We have all had those moments when we seem to know what will come. Those moments when that little voice or feeling warns you not to drink the water because it has already seen the diarrhea that will result.
The problem with such premonitions is that we hardly trust them enough. And when a strong premonition is accompanied by a seemingly irrational fear, it becomes difficult to differentiate one from the other.
The Sudanese government rounded up 40 Ethiopian girls and put them on a bus back to Ethiopia. Just before the border, their bus crashed and killed everyone on board. Since I had met many of these girls at tea shops around Khartoum, the news was personal and very saddening.
While the news invoked apprehension I decided to continue with my plans to travel from Khartoum, Sudan to Gondar, Ethiopia by bus. “It couldn’t possibly happen again” I said aloud, in an attempt to reassure myself.
However, the night before my journey, not only did memories of this story plague my conscience but also a startlingly intense premonition of my very own bus crash.
I even told my mother on Skype that the thing I was most worried about was not getting kidnapped by extremists or dehydrating in the desert but being in a bus crash.
On the morning of departure, I awoke in a cold sweat. Although I had a terrible feeling, I could not be sure how much of that feeling was due to the recent bus crash I had been obsessing over or a real premonition.
And so, I reluctantly boarded the bus that I knew in my gut was doomed to crash.

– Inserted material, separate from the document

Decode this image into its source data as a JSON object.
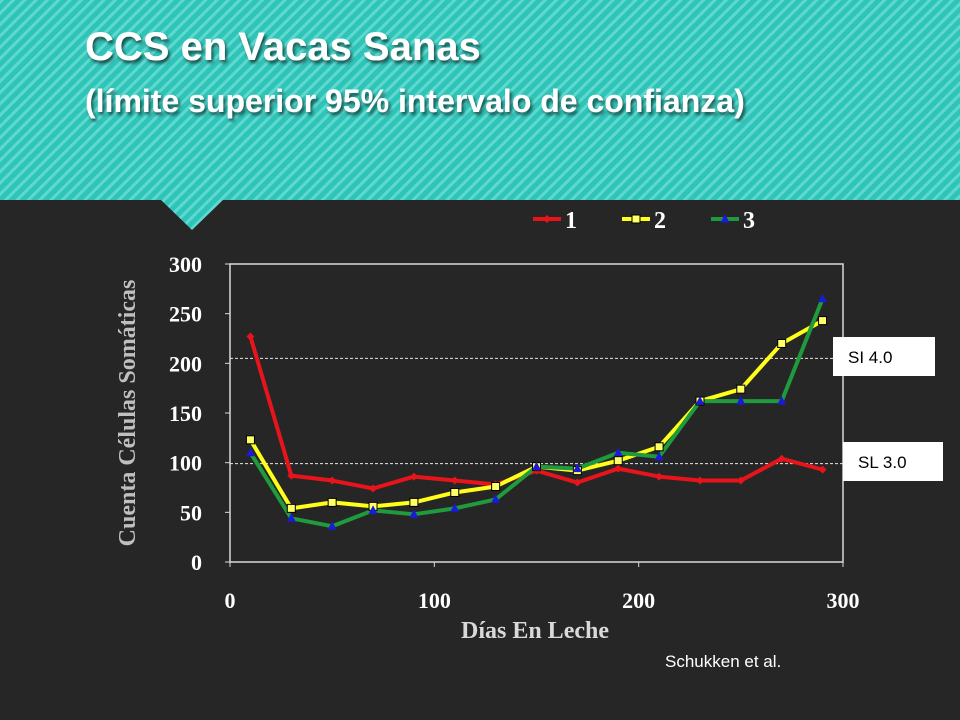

While I had bought two seats, one for my bag and one for me, there were no seats left and so I was forced to sit on the ground in the middle aisle. “Great,” I thought sarcastically, “Now if we really do crash, I’m going to go flying out the front windshield.”
The driver accelerated as though his bladder was about to burst and from this moment on the prospects of actually crashing seemed a very real possibility.
Although the bus was massive, and had dangerously loose suspension, causing the bus to sway unnervingly side to side like a hammock, he drove her like a Ferrari. He continually and dangerously overtook cars while barely maneuvering back into our lane in the face of oncoming traffic.
With each near miss, my anxiety grew. Finally, I yelled, “You’re going to f***ing kill us, you stupid son of a b****.” But my pleads could not be heard by this seemingly cracked out maniac.
Exhausted, I tried to quell my anxiety and rest. I shut my eyes for what felt like a few minutes and then it happened.
I immediately awoke to the nightmare that I had dreaded for weeks
I desperately tried to gain control of the situation but my senses were too slow. The events that were unfolding were too fast and I could not comprehend what was occurring.
I was in panic and was certain death would soon follow.
My sight focused and I realized that we were careening off the road and headed directly for a large sand embankment. As we left the asphalt at around 40mph, the bus trembled, threatening to break apart.
I braced myself, my arms locked around the bases of the adjacent seats.
I closed my eyes.
My body lunged forward but my arms held strong.
I opened my eyes. We had come to a stop and I was still alive, a wonderful realization.
I quickly shook off the shock of the crash, gathered my things, and got the hell off that bus.
A few hundred meters away was the car we hit. Since I had a few medical supplies in my bag, I ran over as fast as I could to see if I could help them.
It was a horror scene. Inside the mangled car was a family of three, all unconscious, all covered in blood. I stood there in utter shock not knowing what to do.
Suddenly a group of Sudanese men arrived from a nearby village. They swiftly but carefully began removing the bodies from the car. Surprisingly, just a few minutes later an ambulance arrived. I watched in disbelief while quietly praying for the family.
When it was all over, my shock quickly turned to anger, anger at the driver, anger at the Sudanese government for their inadequate roads and safety standards and anger at myself for not trusting my instincts.
As I walked alone towards Ethiopia on that scorching desert road, I decided that from then on, I would never again distrust or dismiss a premonition.